Smoke bifurcation-induced low-temperature region in longitudinally ventilated tunnel fires: Phenomenon, modelling, and full-scale demonstration

Understanding smoke behavior in tunnel fires is essential for designing effective smoke control and evacuation strategies. This study investigates the behavior of smoke spread and bifurcation in longitudinally ventilated tunnel fires through a combination of full-scale fire experiments and numerical simulations. The findings show that intense ventilation disrupts the continuity of the downstream smoke layer and triggers the smoke layer bifurcation.
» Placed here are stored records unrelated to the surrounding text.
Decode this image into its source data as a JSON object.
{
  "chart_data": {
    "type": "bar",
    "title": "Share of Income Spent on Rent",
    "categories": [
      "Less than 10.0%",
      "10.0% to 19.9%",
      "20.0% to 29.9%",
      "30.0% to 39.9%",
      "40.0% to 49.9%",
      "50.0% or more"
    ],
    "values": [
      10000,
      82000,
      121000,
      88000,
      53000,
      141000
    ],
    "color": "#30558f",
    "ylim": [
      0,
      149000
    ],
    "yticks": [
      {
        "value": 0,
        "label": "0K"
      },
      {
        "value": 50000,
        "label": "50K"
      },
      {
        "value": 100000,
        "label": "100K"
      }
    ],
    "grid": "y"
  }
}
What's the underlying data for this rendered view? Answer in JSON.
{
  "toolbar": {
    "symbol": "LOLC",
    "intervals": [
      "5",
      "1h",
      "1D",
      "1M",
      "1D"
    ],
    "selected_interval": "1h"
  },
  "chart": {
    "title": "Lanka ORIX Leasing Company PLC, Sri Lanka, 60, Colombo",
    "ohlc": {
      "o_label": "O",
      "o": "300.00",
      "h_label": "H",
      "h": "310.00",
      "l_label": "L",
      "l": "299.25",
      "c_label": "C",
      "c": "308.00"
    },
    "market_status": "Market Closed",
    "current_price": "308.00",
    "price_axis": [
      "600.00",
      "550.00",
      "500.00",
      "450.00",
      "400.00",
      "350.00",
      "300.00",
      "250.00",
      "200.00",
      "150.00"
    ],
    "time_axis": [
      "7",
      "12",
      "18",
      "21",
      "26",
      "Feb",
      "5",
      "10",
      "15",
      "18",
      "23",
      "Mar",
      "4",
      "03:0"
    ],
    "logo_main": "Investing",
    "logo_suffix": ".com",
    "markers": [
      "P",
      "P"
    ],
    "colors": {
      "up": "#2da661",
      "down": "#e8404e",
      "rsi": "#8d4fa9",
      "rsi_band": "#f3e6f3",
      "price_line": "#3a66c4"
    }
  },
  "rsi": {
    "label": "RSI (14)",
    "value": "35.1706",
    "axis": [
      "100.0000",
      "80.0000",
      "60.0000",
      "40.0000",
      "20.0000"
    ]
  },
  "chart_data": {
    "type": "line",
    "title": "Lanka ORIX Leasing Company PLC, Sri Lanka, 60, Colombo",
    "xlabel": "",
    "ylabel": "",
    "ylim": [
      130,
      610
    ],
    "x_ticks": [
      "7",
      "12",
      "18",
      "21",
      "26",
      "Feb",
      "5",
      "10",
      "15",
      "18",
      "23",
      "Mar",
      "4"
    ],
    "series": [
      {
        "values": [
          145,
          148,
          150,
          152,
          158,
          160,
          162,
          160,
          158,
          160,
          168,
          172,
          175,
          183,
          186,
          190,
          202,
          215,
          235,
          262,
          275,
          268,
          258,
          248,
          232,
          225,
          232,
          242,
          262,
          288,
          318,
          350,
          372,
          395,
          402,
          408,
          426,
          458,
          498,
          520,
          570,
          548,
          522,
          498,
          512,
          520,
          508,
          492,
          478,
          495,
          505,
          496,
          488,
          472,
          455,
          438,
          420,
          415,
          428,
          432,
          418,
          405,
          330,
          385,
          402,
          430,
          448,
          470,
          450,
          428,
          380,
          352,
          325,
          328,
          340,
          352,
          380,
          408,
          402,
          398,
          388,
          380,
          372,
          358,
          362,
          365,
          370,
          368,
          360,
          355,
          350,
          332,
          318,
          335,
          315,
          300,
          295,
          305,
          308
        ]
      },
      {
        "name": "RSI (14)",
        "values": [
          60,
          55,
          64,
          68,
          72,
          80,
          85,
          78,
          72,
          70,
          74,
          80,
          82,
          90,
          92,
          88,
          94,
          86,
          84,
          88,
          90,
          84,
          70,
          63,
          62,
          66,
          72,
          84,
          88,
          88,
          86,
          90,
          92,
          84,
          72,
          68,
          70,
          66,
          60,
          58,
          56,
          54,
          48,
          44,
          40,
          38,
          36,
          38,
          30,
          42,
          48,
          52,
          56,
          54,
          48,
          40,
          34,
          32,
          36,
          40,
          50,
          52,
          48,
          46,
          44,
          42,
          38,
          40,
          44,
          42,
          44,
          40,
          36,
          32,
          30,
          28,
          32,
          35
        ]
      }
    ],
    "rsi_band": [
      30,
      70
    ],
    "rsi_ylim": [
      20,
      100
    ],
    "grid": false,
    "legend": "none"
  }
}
This process is characterized by a three-dimensional spiral vortex structure, involving both radial and longitudinal diffusion, driven by the combined effects of thermal buoyancy, inertial forces, and sidewall confinement. The smoke bifurcation leads to a redistribution of mass and heat within the smoke layer, forming a central low-temperature region beneath the tunnel ceiling. The range of the smoke layer expands with increasing tunnel aspect ratio and ventilation velocity but decreases with higher heat release rates. Finally, a theoretical model to estimate the length of low-temperature region is proposed and validated, accounting for the complex interactions between the Coanda effect, anti-buoyancy sidewall jets, and plume behavior. This work challenges the traditional one-dimensional smoke flow assumption and offers a new understanding of the complex three-dimensional nature of smoke transport in tunnel fires, providing a more robust foundation for tunnel ventilation design and emergency response planning.